Victims of gender-based violence may be more comfortable talking to female officers, UNODC expert says

Victims of gender-based violence may be more comfortable talking to female officers, UNODC expert says Photo: UNODC28 April 2017 - While gender-based violence (GBV) continues to be a widespread problem in Kyrgyzstan, the level of reporting remains low, according to the Kyrgyz National Statistics Committee. Data also confirmed that 14,467 people turned to crisis centers and other institutions providing social and psychological assistance in 2015, a 26 per cent increase from 2010. In 2014, the police registered over 3,500 cases of GBV, compared to 1,800 in 2010. A survey on public safety conducted by the Civic Union for Reform and Results has shown that many victims of crime and violence do not go to the police.

On that matter, Koen Marquering, UNODC International Coordinator said: "This is a complex, multifaceted issue, but one reason for low levels of reporting is that victims of violence may be more comfortable talking to a female officer," adding: "Unfortunately, there are very few certified police women in the country, in particular at the local level."

Based on data from the Kyrgyz Ministry of Interior, in 2016, 5.9 per cent of all certified police officers were women, 4.3 per cent of whom belonged to an ethnic minority. "Modern policing is all about engaging with people in the community to solve problems," Mr. Marquering stressed, underlining: "Women are often great communicators with strong ability to defuse situations that could potentially turn violent. This is why a diverse gender and ethnic composition of the police service and balanced patrol teams are so important."

To increase access to professional opportunities for women in law enforcement and strengthen the capacity of relevant bodies to safeguard the rights of women and youth in line with international standards, UNODC is engaged in several initiatives. Such steps will raise the profile of women and promote community policing in order to address priority issues such as gender-based violence.
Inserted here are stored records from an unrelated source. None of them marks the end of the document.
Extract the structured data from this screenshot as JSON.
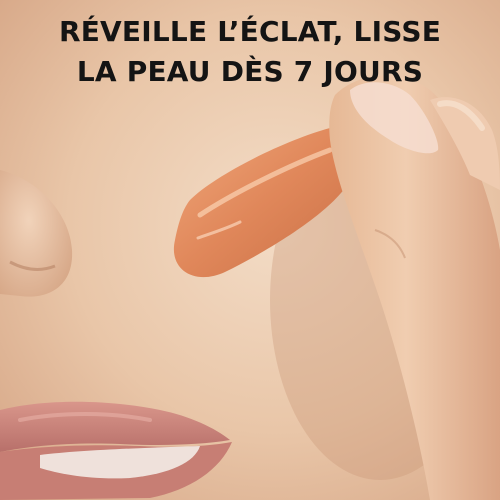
{
  "headline": {
    "line1": "RÉVEILLE L’ÉCLAT, LISSE",
    "line2": "LA PEAU DÈS 7 JOURS"
  },
  "colors": {
    "skin_light": "#f1d6bf",
    "skin_mid": "#e4bb9a",
    "skin_shadow": "#c99a7a",
    "serum": "#e08a5c",
    "lips": "#c9857c",
    "text": "#141414"
  }
}
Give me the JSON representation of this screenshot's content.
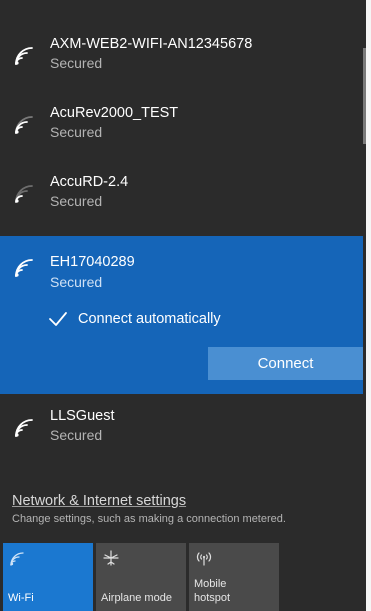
{
  "networks": [
    {
      "ssid": "AXM-WEB2-WIFI-AN12345678",
      "status": "Secured",
      "icon": "wifi-signal-icon"
    },
    {
      "ssid": "AcuRev2000_TEST",
      "status": "Secured",
      "icon": "wifi-signal-icon"
    },
    {
      "ssid": "AccuRD-2.4",
      "status": "Secured",
      "icon": "wifi-signal-icon"
    }
  ],
  "selected_network": {
    "ssid": "EH17040289",
    "status": "Secured",
    "connect_automatically_label": "Connect automatically",
    "connect_automatically_checked": true,
    "connect_button_label": "Connect"
  },
  "after_networks": [
    {
      "ssid": "LLSGuest",
      "status": "Secured",
      "icon": "wifi-signal-icon"
    }
  ],
  "settings": {
    "link_label": "Network & Internet settings",
    "description": "Change settings, such as making a connection metered."
  },
  "quick_actions": [
    {
      "label": "Wi-Fi",
      "icon": "wifi-icon",
      "active": true
    },
    {
      "label": "Airplane mode",
      "icon": "airplane-icon",
      "active": false
    },
    {
      "label": "Mobile hotspot",
      "icon": "mobile-hotspot-icon",
      "active": false
    }
  ],
  "colors": {
    "panel_bg": "#2b2b2b",
    "accent": "#1565b8",
    "tile_active": "#1b78d0",
    "tile_inactive": "#4a4a4a"
  }
}
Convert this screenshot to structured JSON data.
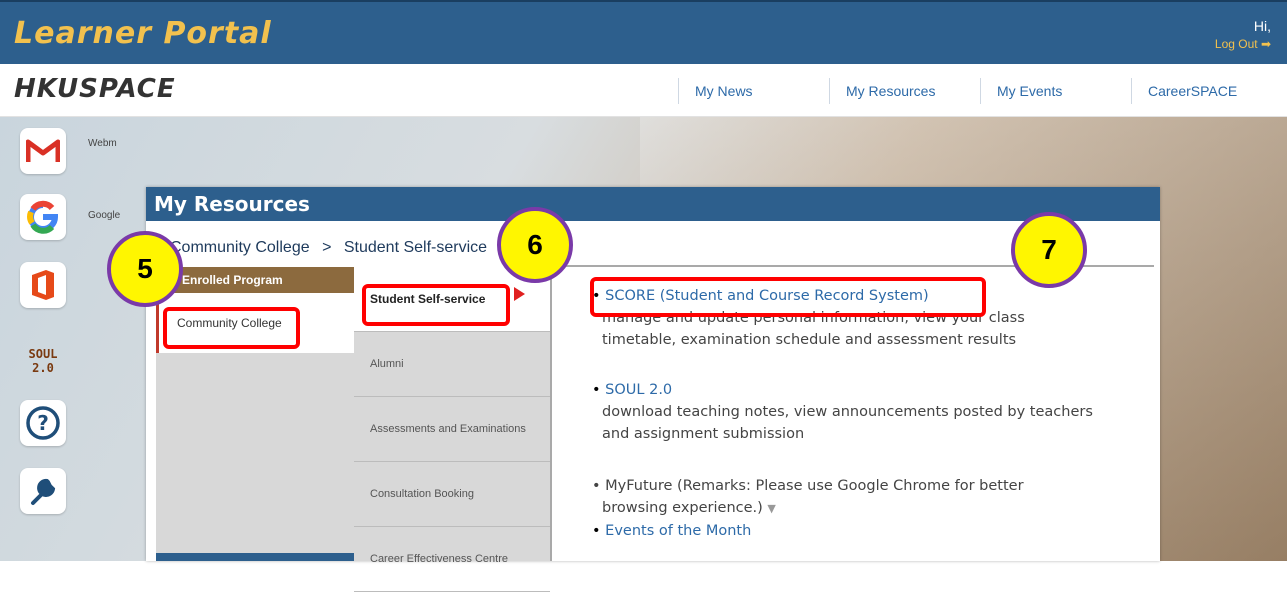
{
  "header": {
    "title": "Learner Portal",
    "greeting": "Hi,",
    "logout_label": "Log Out"
  },
  "brand": {
    "logo_text": "HKUSPACE"
  },
  "nav": {
    "items": [
      "My News",
      "My Resources",
      "My Events",
      "CareerSPACE"
    ]
  },
  "rail": {
    "items": [
      {
        "icon": "gmail-icon",
        "label": "Webm"
      },
      {
        "icon": "google-icon",
        "label": "Google"
      },
      {
        "icon": "office-icon",
        "label": ""
      },
      {
        "icon": "soul-icon",
        "label": "",
        "text": "SOUL\n2.0"
      },
      {
        "icon": "help-icon",
        "label": ""
      },
      {
        "icon": "wrench-icon",
        "label": ""
      }
    ]
  },
  "panel": {
    "title": "My Resources",
    "breadcrumb": {
      "root": "Community College",
      "separator": ">",
      "current": "Student Self-service"
    },
    "program_header": "Enrolled Program",
    "program_item": "Community College",
    "categories": [
      "Student Self-service",
      "Alumni",
      "Assessments and Examinations",
      "Consultation Booking",
      "Career Effectiveness Centre"
    ],
    "resources": [
      {
        "title": "SCORE (Student and Course Record System)",
        "desc_line1": "manage and update personal information, view your class",
        "desc_line2": "timetable, examination schedule and assessment results"
      },
      {
        "title": "SOUL 2.0",
        "desc_line1": "download teaching notes, view announcements posted by teachers",
        "desc_line2": "and assignment submission"
      },
      {
        "title_line1": "MyFuture (Remarks: Please use Google Chrome for better",
        "title_line2": "browsing experience.)"
      },
      {
        "title": "Events of the Month"
      }
    ]
  },
  "annotations": {
    "step5": "5",
    "step6": "6",
    "step7": "7"
  },
  "colors": {
    "header_blue": "#2d5f8d",
    "accent_gold": "#f2c14e",
    "link_blue": "#2d6aa8",
    "highlight_red": "#ff0000",
    "callout_yellow": "#fff600",
    "callout_border": "#7a3aa8"
  }
}
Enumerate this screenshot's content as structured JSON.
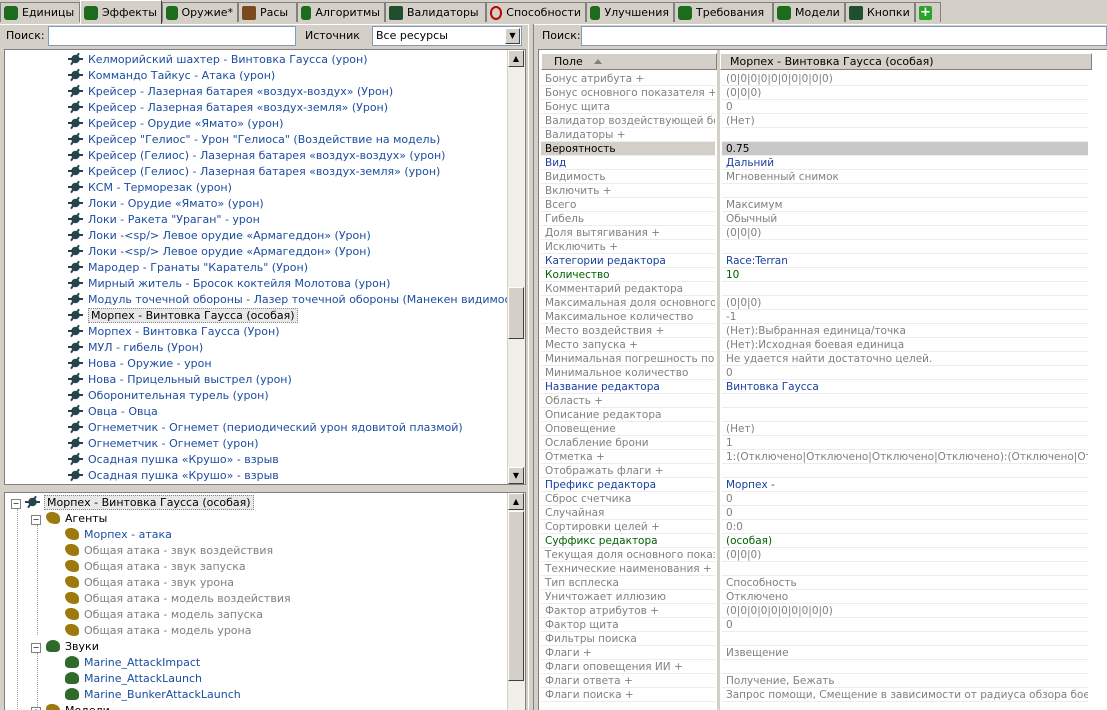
{
  "tabs": [
    {
      "label": "Единицы",
      "icon": "unit-icon"
    },
    {
      "label": "Эффекты",
      "icon": "effect-icon"
    },
    {
      "label": "Оружие*",
      "icon": "weapon-icon"
    },
    {
      "label": "Расы",
      "icon": "race-icon"
    },
    {
      "label": "Алгоритмы",
      "icon": "behavior-icon"
    },
    {
      "label": "Валидаторы",
      "icon": "validator-icon"
    },
    {
      "label": "Способности",
      "icon": "ability-icon"
    },
    {
      "label": "Улучшения",
      "icon": "upgrade-icon"
    },
    {
      "label": "Требования",
      "icon": "requirement-icon"
    },
    {
      "label": "Модели",
      "icon": "model-icon"
    },
    {
      "label": "Кнопки",
      "icon": "button-icon"
    },
    {
      "label": "",
      "icon": "add-tab-icon"
    }
  ],
  "left_search": {
    "label": "Поиск:",
    "value": ""
  },
  "source": {
    "label": "Источник",
    "value": "Все ресурсы"
  },
  "right_search": {
    "label": "Поиск:",
    "value": ""
  },
  "effect_list": [
    "Келморийский шахтер - Винтовка Гаусса (урон)",
    "Коммандо Тайкус - Атака (урон)",
    "Крейсер - Лазерная батарея «воздух-воздух» (Урон)",
    "Крейсер - Лазерная батарея «воздух-земля» (Урон)",
    "Крейсер - Орудие «Ямато» (урон)",
    "Крейсер \"Гелиос\" - Урон \"Гелиоса\" (Воздействие на модель)",
    "Крейсер (Гелиос) - Лазерная батарея «воздух-воздух» (урон)",
    "Крейсер (Гелиос) - Лазерная батарея «воздух-земля» (урон)",
    "КСМ - Терморезак (урон)",
    "Локи - Орудие «Ямато» (урон)",
    "Локи - Ракета \"Ураган\" - урон",
    "Локи -<sp/> Левое орудие «Армагеддон» (Урон)",
    "Локи -<sp/> Левое орудие «Армагеддон» (Урон)",
    "Мародер - Гранаты \"Каратель\" (Урон)",
    "Мирный житель - Бросок коктейля Молотова (урон)",
    "Модуль точечной обороны - Лазер точечной обороны (Манекен видимости)",
    "Морпех - Винтовка Гаусса (особая)",
    "Морпех - Винтовка Гаусса (Урон)",
    "МУЛ - гибель (Урон)",
    "Нова - Оружие - урон",
    "Нова - Прицельный выстрел (урон)",
    "Оборонительная турель (урон)",
    "Овца - Овца",
    "Огнеметчик - Огнемет (периодический урон ядовитой плазмой)",
    "Огнеметчик - Огнемет (урон)",
    "Осадная пушка «Крушо» - взрыв",
    "Осадная пушка «Крушо» - взрыв"
  ],
  "selected_effect_index": 16,
  "tree": {
    "root": "Морпех - Винтовка Гаусса (особая)",
    "agents_label": "Агенты",
    "agents": [
      {
        "label": "Морпех - атака",
        "active": true
      },
      {
        "label": "Общая атака - звук воздействия",
        "active": false
      },
      {
        "label": "Общая атака - звук запуска",
        "active": false
      },
      {
        "label": "Общая атака - звук урона",
        "active": false
      },
      {
        "label": "Общая атака - модель воздействия",
        "active": false
      },
      {
        "label": "Общая атака - модель запуска",
        "active": false
      },
      {
        "label": "Общая атака - модель урона",
        "active": false
      }
    ],
    "sounds_label": "Звуки",
    "sounds": [
      "Marine_AttackImpact",
      "Marine_AttackLaunch",
      "Marine_BunkerAttackLaunch"
    ],
    "models_label": "Модели"
  },
  "grid": {
    "col_field": "Поле",
    "col_value": "Морпех - Винтовка Гаусса (особая)",
    "rows": [
      {
        "name": "Бонус атрибута +",
        "value": "(0|0|0|0|0|0|0|0|0|0)",
        "style": "grey"
      },
      {
        "name": "Бонус основного показателя +",
        "value": "(0|0|0)",
        "style": "grey"
      },
      {
        "name": "Бонус щита",
        "value": "0",
        "style": "grey"
      },
      {
        "name": "Валидатор воздействующей боевой единицы",
        "value": "(Нет)",
        "style": "grey"
      },
      {
        "name": "Валидаторы +",
        "value": "",
        "style": "grey"
      },
      {
        "name": "Вероятность",
        "value": "0.75",
        "style": "hl"
      },
      {
        "name": "Вид",
        "value": "Дальний",
        "style": "blue"
      },
      {
        "name": "Видимость",
        "value": "Мгновенный снимок",
        "style": "grey"
      },
      {
        "name": "Включить +",
        "value": "",
        "style": "grey"
      },
      {
        "name": "Всего",
        "value": "Максимум",
        "style": "grey"
      },
      {
        "name": "Гибель",
        "value": "Обычный",
        "style": "grey"
      },
      {
        "name": "Доля вытягивания +",
        "value": "(0|0|0)",
        "style": "grey"
      },
      {
        "name": "Исключить +",
        "value": "",
        "style": "grey"
      },
      {
        "name": "Категории редактора",
        "value": "Race:Terran",
        "style": "blue"
      },
      {
        "name": "Количество",
        "value": "10",
        "style": "green"
      },
      {
        "name": "Комментарий редактора",
        "value": "",
        "style": "grey"
      },
      {
        "name": "Максимальная доля основного показателя",
        "value": "(0|0|0)",
        "style": "grey"
      },
      {
        "name": "Максимальное количество",
        "value": "-1",
        "style": "grey"
      },
      {
        "name": "Место воздействия +",
        "value": "(Нет):Выбранная единица/точка",
        "style": "grey"
      },
      {
        "name": "Место запуска +",
        "value": "(Нет):Исходная боевая единица",
        "style": "grey"
      },
      {
        "name": "Минимальная погрешность подсчета",
        "value": "Не удается найти достаточно целей.",
        "style": "grey"
      },
      {
        "name": "Минимальное количество",
        "value": "0",
        "style": "grey"
      },
      {
        "name": "Название редактора",
        "value": "Винтовка Гаусса",
        "style": "blue"
      },
      {
        "name": "Область +",
        "value": "",
        "style": "grey"
      },
      {
        "name": "Описание редактора",
        "value": "",
        "style": "grey"
      },
      {
        "name": "Оповещение",
        "value": "(Нет)",
        "style": "grey"
      },
      {
        "name": "Ослабление брони",
        "value": "1",
        "style": "grey"
      },
      {
        "name": "Отметка +",
        "value": "1:(Отключено|Отключено|Отключено|Отключено):(Отключено|Отключено|Отключено|Отключено)",
        "style": "grey"
      },
      {
        "name": "Отображать флаги +",
        "value": "",
        "style": "grey"
      },
      {
        "name": "Префикс редактора",
        "value": "Морпех -",
        "style": "blue"
      },
      {
        "name": "Сброс счетчика",
        "value": "0",
        "style": "grey"
      },
      {
        "name": "Случайная",
        "value": "0",
        "style": "grey"
      },
      {
        "name": "Сортировки целей +",
        "value": "0:0",
        "style": "grey"
      },
      {
        "name": "Суффикс редактора",
        "value": "(особая)",
        "style": "green"
      },
      {
        "name": "Текущая доля основного показателя",
        "value": "(0|0|0)",
        "style": "grey"
      },
      {
        "name": "Технические наименования +",
        "value": "",
        "style": "grey"
      },
      {
        "name": "Тип всплеска",
        "value": "Способность",
        "style": "grey"
      },
      {
        "name": "Уничтожает иллюзию",
        "value": "Отключено",
        "style": "grey"
      },
      {
        "name": "Фактор атрибутов +",
        "value": "(0|0|0|0|0|0|0|0|0|0)",
        "style": "grey"
      },
      {
        "name": "Фактор щита",
        "value": "0",
        "style": "grey"
      },
      {
        "name": "Фильтры поиска",
        "value": "",
        "style": "grey"
      },
      {
        "name": "Флаги +",
        "value": "Извещение",
        "style": "grey"
      },
      {
        "name": "Флаги оповещения ИИ +",
        "value": "",
        "style": "grey"
      },
      {
        "name": "Флаги ответа +",
        "value": "Получение, Бежать",
        "style": "grey"
      },
      {
        "name": "Флаги поиска +",
        "value": "Запрос помощи, Смещение в зависимости от радиуса обзора боевой единицы",
        "style": "grey"
      }
    ]
  }
}
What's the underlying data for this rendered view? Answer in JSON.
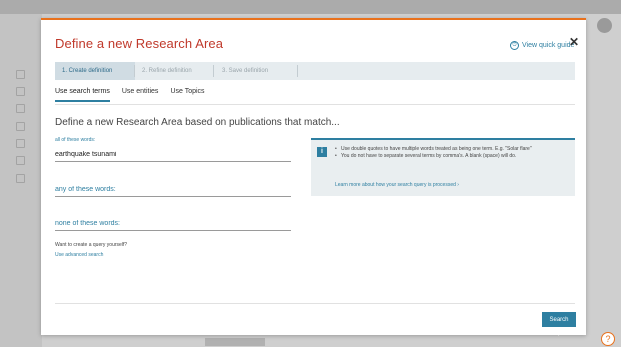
{
  "modal": {
    "title": "Define a new Research Area",
    "quick_guide_label": "View quick guide",
    "close_glyph": "✕"
  },
  "stepper": {
    "steps": [
      {
        "label": "1. Create definition",
        "active": true
      },
      {
        "label": "2. Refine definition",
        "active": false
      },
      {
        "label": "3. Save definition",
        "active": false
      }
    ]
  },
  "tabs": [
    {
      "label": "Use search terms",
      "active": true
    },
    {
      "label": "Use entities",
      "active": false
    },
    {
      "label": "Use Topics",
      "active": false
    }
  ],
  "heading": "Define a new Research Area based on publications that match...",
  "fields": {
    "all": {
      "label": "all of these words:",
      "value": "earthquake tsunami"
    },
    "any": {
      "placeholder": "any of these words:",
      "value": ""
    },
    "none": {
      "placeholder": "none of these words:",
      "value": ""
    }
  },
  "advanced": {
    "prompt": "Want to create a query yourself?",
    "link": "Use advanced search"
  },
  "info": {
    "icon": "i",
    "bullets": [
      "Use double quotes to have multiple words treated as being one term. E.g. \"Solar flare\"",
      "You do not have to separate several terms by comma's. A blank (space) will do."
    ],
    "link": "Learn more about how your search query is processed ›"
  },
  "footer": {
    "search_label": "Search ›"
  },
  "help_glyph": "?",
  "colors": {
    "accent_orange": "#e9711c",
    "title_red": "#c0392b",
    "link_blue": "#2e7fa1"
  },
  "icons": {
    "quick_guide": "clock-icon",
    "close": "close-icon",
    "info": "info-icon",
    "help": "help-icon"
  }
}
With UNODC's assistance, during the past month, 200 female police officers from police departments in all regions of Kyrgyzstan received training on criminal legislation, criminal investigations and crime prevention, including the prevention of violent extremism and gender-based violence. Following the first gathering in Osh in March, a second round of training, which also teaches communication and presentation skills, is taking place in Issyk Kul from 25-28 April 2017.

The introduction of a leadership training program for police officers and initiatives to promote gender sensitive police services in local communities are also being developed. This includes dialogue platforms on gender-based violence in pilot locations and support for the implementation of measures within the framework of local crime prevention plans, which have been developed and piloted with UNODC support. Expert advice to strengthen data collection and analysis on domestic and other forms of gender-based violence is also part of the project in support of Kyrgyzstan's efforts in monitoring progress towards the achievement of the Sustainable Development Goals.

These activities are implemented within the framework of the UNODC Programme for Central Asia 2015-2019 with support from the United States of America.